Fisetin, a plant flavonoid found in foods like strawberries and onions, has garnered positive findings when applied in mouse studies. Fisetin attenuates age-related pathologies and increases healthy mouse average lifespan by ~25%. The question remains how well the dasatinib and quercetin along with fisetin findings in rodent studies will translate to humans.

Active and Planned Senolytic Human Trials
Data from early pilot human trials indicate that senolytics potently eliminate senescent cells, alleviate inflammation and reduce frailty in humans. Clinical trials for Alzheimer’s disease, COVID-19, diabetes, eye disorders, lung fibrosis, osteoarthritis, osteoporosis, bone marrow transplantation, and childhood cancer survivors are currently underway. Until the conclusion of such studies, it’s too early to say how effective senolytics will be for aged people.

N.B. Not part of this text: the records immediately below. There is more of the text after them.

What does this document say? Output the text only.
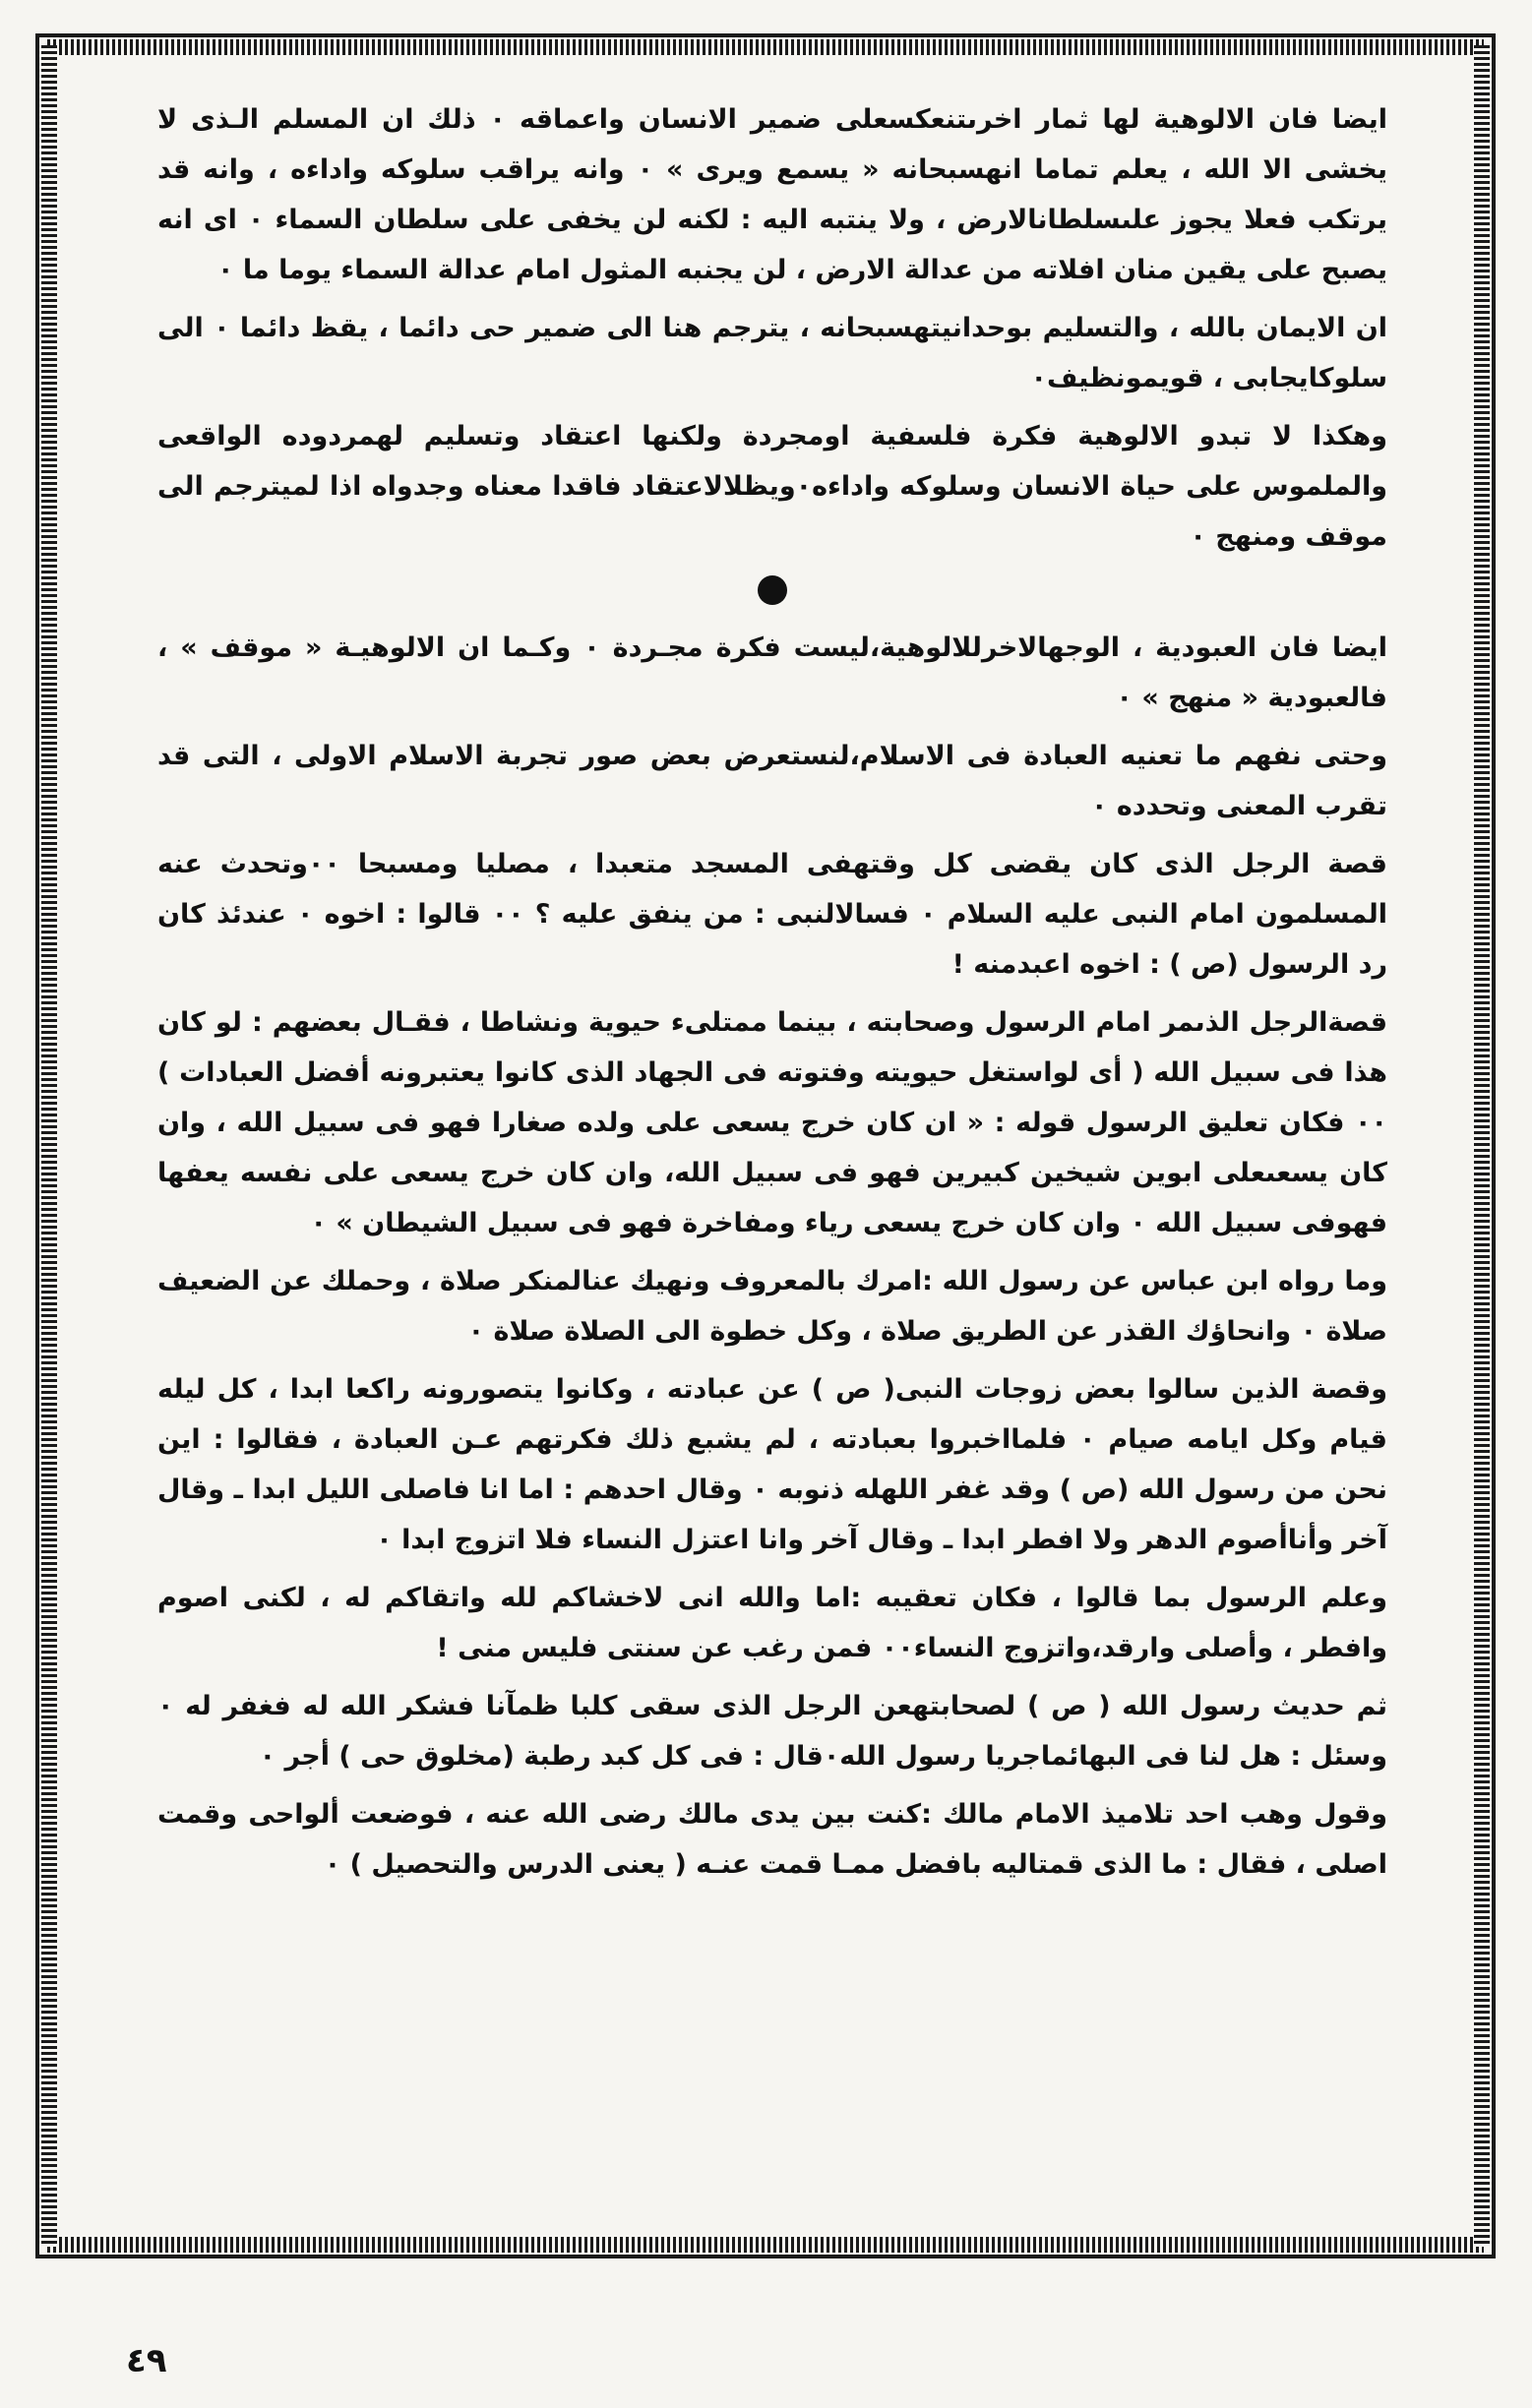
ايضا فان الالوهية لها ثمار اخرىتنعكسعلى ضمير الانسان واعماقه ٠ ذلك ان المسلم الـذى لا يخشى الا الله ، يعلم تماما انهسبحانه « يسمع ويرى » ٠ وانه يراقب سلوكه واداءه ، وانه قد يرتكب فعلا يجوز علىسلطانالارض ، ولا ينتبه اليه : لكنه لن يخفى على سلطان السماء ٠ اى انه يصبح على يقين منان افلاته من عدالة الارض ، لن يجنبه المثول امام عدالة السماء يوما ما ٠

ان الايمان بالله ، والتسليم بوحدانيتهسبحانه ، يترجم هنا الى ضمير حى دائما ، يقظ دائما ٠ الى سلوكايجابى ، قويمونظيف٠

وهكذا لا تبدو الالوهية فكرة فلسفية اومجردة ولكنها اعتقاد وتسليم لهمردوده الواقعى والملموس على حياة الانسان وسلوكه واداءه٠ويظلالاعتقاد فاقدا معناه وجدواه اذا لميترجم الى موقف ومنهج ٠

ايضا فان العبودية ، الوجهالاخرللالوهية،ليست فكرة مجـردة ٠ وكـما ان الالوهيـة « موقف » ، فالعبودية « منهج » ٠

وحتى نفهم ما تعنيه العبادة فى الاسلام،لنستعرض بعض صور تجربة الاسلام الاولى ، التى قد تقرب المعنى وتحدده ٠

قصة الرجل الذى كان يقضى كل وقتهفى المسجد متعبدا ، مصليا ومسبحا ٠٠وتحدث عنه المسلمون امام النبى عليه السلام ٠ فسالالنبى : من ينفق عليه ؟ ٠٠ قالوا : اخوه ٠ عندئذ كان رد الرسول (ص ) : اخوه اعبدمنه !

قصةالرجل الذىمر امام الرسول وصحابته ، بينما ممتلىء حيوية ونشاطا ، فقـال بعضهم : لو كان هذا فى سبيل الله ( أى لواستغل حيويته وفتوته فى الجهاد الذى كانوا يعتبرونه أفضل العبادات ) ٠٠ فكان تعليق الرسول قوله : « ان كان خرج يسعى على ولده صغارا فهو فى سبيل الله ، وان كان يسعىعلى ابوين شيخين كبيرين فهو فى سبيل الله، وان كان خرج يسعى على نفسه يعفها فهوفى سبيل الله ٠ وان كان خرج يسعى رياء ومفاخرة فهو فى سبيل الشيطان » ٠

وما رواه ابن عباس عن رسول الله :امرك بالمعروف ونهيك عنالمنكر صلاة ، وحملك عن الضعيف صلاة ٠ وانحاؤك القذر عن الطريق صلاة ، وكل خطوة الى الصلاة صلاة ٠

وقصة الذين سالوا بعض زوجات النبى( ص ) عن عبادته ، وكانوا يتصورونه راكعا ابدا ، كل ليله قيام وكل ايامه صيام ٠ فلمااخبروا بعبادته ، لم يشبع ذلك فكرتهم عـن العبادة ، فقالوا : اين نحن من رسول الله (ص ) وقد غفر اللهله ذنوبه ٠ وقال احدهم : اما انا فاصلى الليل ابدا ـ وقال آخر وأناأصوم الدهر ولا افطر ابدا ـ وقال آخر وانا اعتزل النساء فلا اتزوج ابدا ٠

وعلم الرسول بما قالوا ، فكان تعقيبه :اما والله انى لاخشاكم لله واتقاكم له ، لكنى اصوم وافطر ، وأصلى وارقد،واتزوج النساء٠٠ فمن رغب عن سنتى فليس منى !

ثم حديث رسول الله ( ص ) لصحابتهعن الرجل الذى سقى كلبا ظمآنا فشكر الله له فغفر له ٠ وسئل : هل لنا فى البهائماجريا رسول الله٠قال : فى كل كبد رطبة (مخلوق حى ) أجر ٠

وقول وهب احد تلاميذ الامام مالك :كنت بين يدى مالك رضى الله عنه ، فوضعت ألواحى وقمت اصلى ، فقال : ما الذى قمتاليه بافضل ممـا قمت عنـه ( يعنى الدرس والتحصيل ) ٠

٤٩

The first senolytic clinical trial demonstrated improved physical function in patients with lung scarring (idiopathic pulmonary fibrosis) who took dasatinib and quercetin. Another human trial reported dasatinib and quercetin treatment reduces senescent cell burden in fat tissues (adipose tissue) of patients developing diabetic kidney disease. Moreover, circulating SASP factors inducing inflammation were reduced in these patients.
More recently, a phase I clinical trial of dasatinib and quercetin for Alzheimer’s disease reported that intermittent senolytic administration decreases a hallmark of Alzheimer’s disease pathology — tau protein aggregates. The same study showed dasatinib and quercetin reduce neuroinflammation, preserve neurons, and partly restore blood flow to the brain.
Given the promising findings associated with senolytics and their solid safety profiles, a number of new trials investigating their clinical potential have been initiated. Such studies with dasatinib and quercetin include those for mild cognitive impairment and Alzheimer’s disease, liver disease, and cancer. Fisetin is also being investigated for conditions like cancer, COVID-19, and Carpal Tunnel syndrome. If these trials produce positive results, using senolytic agents against age-related physiological decline may become more and more common.
While the effects of senescent cell accumulation in the body as we get older is under investigation, the evidence showing this accumulation plays a key role in aging makes it a promising target for anti-aging drugs. As such, senolytics present a promising new option to selectively eliminate senescent cells for inflammation reduction and improving tissue health.